Por Marta Barbosa Stephens *

Aceitar a condição de não pertencimento, natural a um estrangeiro, é a melhor vingança quando a vida de rotina falha. Viajar (abrir-se ao desconhecido, negar-se à crença subjetiva de uma origem comum e admitir os fluxos da natureza, com temor, inclusive) é desde sempre uma maneira de recriar-se, ainda que estejamos fadados a ter o incerto como resposta. É por esse caminho que nos leva Tiago Novaes em seu Os amantes da fronteira (Dobra Literatura, 110 págs). No livro, Y é o personagem que tenta se desgarrar do passado, marcado pelo desamor, em uma viagem à Tailândia. Trata-se de um relato bem estruturado do que seria a primeira parte dessa jornada.

Não é a paisagem ou a cultura asiática o que salta à história. O enredo está pontuado pelas pessoas com quem Y cruza e por sua particular busca por conhecer a si próprio. O protagonista quer esquecer W e a dolorosa separação ocorrida no Brasil, mas é a sua obsessão por ela o que o mantém afastado de novos encontros. Ou, talvez, sua fixação não seja exatamente pelo ex-amor, mas sim pelo “tempo morto” que o fim traz, antes de terminar.

“Eu queria uma resposta que ela não daria. A resposta a uma pergunta que eu não fazia por despeito, por ter me esvaziado tanto. Antes de W interditar a minha presença eu já estava longe. Tentei recuperar o que sobrou, mas a história havia terminado e eu ocupava um tempo morto. Nada havia restado. Em minha fuga eu derrubava todas as coisas delicadas no caminho.” (pág. 78)

Enquanto foge, Y cruza com Ártemis, a personagem mais forte do livro. Como a deusa virgem da mitologia grega, Ártemis está à procura de uma interseção com o mundo selvagem, mas não exatamente o da caçadora que carrega arco e flecha e exibe o cervo capturado. Entre Ártemis e Y se estabelece uma relação de poucas palavras, sexo violento e desafeto, pendendo entre o humano e o desumano, entre prazer e dor. A amargura da personagem extrai o pior de Y, que aceita o jogo como não lhe restasse opção.

“Como um autômato, em algum momento ele passou a esbofeteá-la porque sentiu um impulso doente de ver até onde ela era capaz de chegar. Até onde permitiria que ele chegasse, até onde ele próprio aceitaria ir.” (pág. 91)

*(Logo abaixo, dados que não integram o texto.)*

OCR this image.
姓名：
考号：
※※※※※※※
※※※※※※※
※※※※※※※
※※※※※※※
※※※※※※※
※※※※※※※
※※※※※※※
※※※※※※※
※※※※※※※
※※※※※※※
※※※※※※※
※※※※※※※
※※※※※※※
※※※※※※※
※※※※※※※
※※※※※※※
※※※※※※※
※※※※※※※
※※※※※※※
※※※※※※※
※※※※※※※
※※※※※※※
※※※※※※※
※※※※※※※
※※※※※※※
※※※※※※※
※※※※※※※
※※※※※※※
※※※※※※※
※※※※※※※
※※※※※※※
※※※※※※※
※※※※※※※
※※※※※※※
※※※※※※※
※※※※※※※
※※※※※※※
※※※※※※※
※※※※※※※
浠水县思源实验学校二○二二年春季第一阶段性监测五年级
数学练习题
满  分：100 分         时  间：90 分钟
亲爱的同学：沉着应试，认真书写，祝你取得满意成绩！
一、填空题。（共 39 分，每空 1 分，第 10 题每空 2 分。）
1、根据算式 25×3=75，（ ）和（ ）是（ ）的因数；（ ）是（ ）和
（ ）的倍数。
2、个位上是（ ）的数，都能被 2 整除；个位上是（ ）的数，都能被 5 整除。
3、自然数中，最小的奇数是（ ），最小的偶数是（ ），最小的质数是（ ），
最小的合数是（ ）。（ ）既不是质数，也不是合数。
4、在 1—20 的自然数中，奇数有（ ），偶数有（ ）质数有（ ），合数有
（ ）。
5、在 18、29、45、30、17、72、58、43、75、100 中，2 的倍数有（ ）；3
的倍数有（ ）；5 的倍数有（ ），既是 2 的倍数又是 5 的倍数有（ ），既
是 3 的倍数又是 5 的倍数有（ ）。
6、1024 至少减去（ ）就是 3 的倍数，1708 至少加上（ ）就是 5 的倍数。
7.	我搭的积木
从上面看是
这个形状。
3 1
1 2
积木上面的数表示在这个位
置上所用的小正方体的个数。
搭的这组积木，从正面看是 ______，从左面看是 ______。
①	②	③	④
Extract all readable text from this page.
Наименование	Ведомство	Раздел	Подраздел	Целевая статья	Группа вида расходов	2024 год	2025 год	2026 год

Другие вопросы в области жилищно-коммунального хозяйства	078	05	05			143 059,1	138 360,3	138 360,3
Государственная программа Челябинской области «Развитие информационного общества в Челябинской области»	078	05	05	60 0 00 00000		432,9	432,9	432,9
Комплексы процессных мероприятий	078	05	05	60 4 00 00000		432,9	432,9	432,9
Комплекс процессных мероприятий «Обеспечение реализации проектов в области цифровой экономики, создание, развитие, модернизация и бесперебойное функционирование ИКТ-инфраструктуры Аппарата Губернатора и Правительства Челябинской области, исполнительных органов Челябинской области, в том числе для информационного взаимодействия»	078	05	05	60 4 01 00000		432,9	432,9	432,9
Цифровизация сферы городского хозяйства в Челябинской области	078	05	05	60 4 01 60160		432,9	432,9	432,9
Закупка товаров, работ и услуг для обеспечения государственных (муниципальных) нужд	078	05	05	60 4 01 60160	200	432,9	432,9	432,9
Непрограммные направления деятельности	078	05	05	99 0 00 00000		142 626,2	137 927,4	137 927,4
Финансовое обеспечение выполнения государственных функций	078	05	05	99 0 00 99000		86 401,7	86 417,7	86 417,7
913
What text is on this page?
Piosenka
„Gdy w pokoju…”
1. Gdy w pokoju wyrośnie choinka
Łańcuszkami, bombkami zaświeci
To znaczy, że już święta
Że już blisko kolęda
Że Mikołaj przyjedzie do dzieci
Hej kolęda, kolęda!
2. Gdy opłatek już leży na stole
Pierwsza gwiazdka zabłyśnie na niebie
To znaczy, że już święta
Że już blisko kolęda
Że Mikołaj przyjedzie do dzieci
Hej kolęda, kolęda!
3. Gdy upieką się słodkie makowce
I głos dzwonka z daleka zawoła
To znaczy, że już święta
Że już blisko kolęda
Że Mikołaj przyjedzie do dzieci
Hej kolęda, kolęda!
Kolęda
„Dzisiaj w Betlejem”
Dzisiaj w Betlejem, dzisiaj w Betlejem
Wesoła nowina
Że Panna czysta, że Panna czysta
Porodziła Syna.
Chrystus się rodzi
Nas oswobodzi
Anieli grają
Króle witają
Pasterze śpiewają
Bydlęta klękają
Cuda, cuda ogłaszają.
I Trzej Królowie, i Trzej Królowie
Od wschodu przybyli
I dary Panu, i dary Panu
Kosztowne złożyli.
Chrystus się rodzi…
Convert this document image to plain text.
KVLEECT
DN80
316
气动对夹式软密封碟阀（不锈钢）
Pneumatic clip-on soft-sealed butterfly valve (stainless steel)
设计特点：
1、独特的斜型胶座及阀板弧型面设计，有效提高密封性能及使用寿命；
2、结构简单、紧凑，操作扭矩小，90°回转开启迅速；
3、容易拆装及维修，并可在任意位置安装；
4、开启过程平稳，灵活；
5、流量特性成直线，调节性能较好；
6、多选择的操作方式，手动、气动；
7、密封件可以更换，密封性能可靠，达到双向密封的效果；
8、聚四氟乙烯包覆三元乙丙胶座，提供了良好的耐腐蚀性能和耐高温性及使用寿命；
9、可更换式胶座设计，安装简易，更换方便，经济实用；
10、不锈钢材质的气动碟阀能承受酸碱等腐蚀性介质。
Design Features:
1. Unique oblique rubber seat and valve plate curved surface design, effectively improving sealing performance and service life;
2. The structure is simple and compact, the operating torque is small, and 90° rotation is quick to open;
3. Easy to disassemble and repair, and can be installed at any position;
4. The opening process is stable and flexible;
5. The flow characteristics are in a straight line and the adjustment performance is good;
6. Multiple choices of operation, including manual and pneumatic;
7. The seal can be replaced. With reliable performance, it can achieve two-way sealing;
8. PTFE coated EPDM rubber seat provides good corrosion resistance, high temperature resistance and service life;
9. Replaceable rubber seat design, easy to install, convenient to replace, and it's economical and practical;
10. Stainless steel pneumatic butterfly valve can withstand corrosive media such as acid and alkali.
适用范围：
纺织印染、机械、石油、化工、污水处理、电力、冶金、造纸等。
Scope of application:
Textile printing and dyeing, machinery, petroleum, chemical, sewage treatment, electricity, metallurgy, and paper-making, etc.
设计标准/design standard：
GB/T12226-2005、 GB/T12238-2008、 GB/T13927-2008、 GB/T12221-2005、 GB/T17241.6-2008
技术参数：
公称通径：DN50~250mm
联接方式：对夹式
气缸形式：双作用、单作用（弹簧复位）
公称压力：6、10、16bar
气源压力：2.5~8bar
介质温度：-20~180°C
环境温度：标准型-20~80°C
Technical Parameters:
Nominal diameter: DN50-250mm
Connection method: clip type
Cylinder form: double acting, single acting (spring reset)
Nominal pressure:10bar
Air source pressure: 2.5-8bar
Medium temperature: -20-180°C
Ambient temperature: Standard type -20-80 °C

Em Os amantes da fronteira, o autor compõe uma instigante teia emocional, cercada de metáforas, meditações sobre a vida moderna e também relatos de viagem, no melhor estilo diário de um solitário. Trata-se de um livro sobre a impossível missão de encontrar-se, e a angústia de perceber-se à deriva, sem ponto de chegada, ainda que essa tenha sido a escolha.

*

Os amantes da fronteira, de Tiago Novaes (Dobra Literatura, 110 págs.)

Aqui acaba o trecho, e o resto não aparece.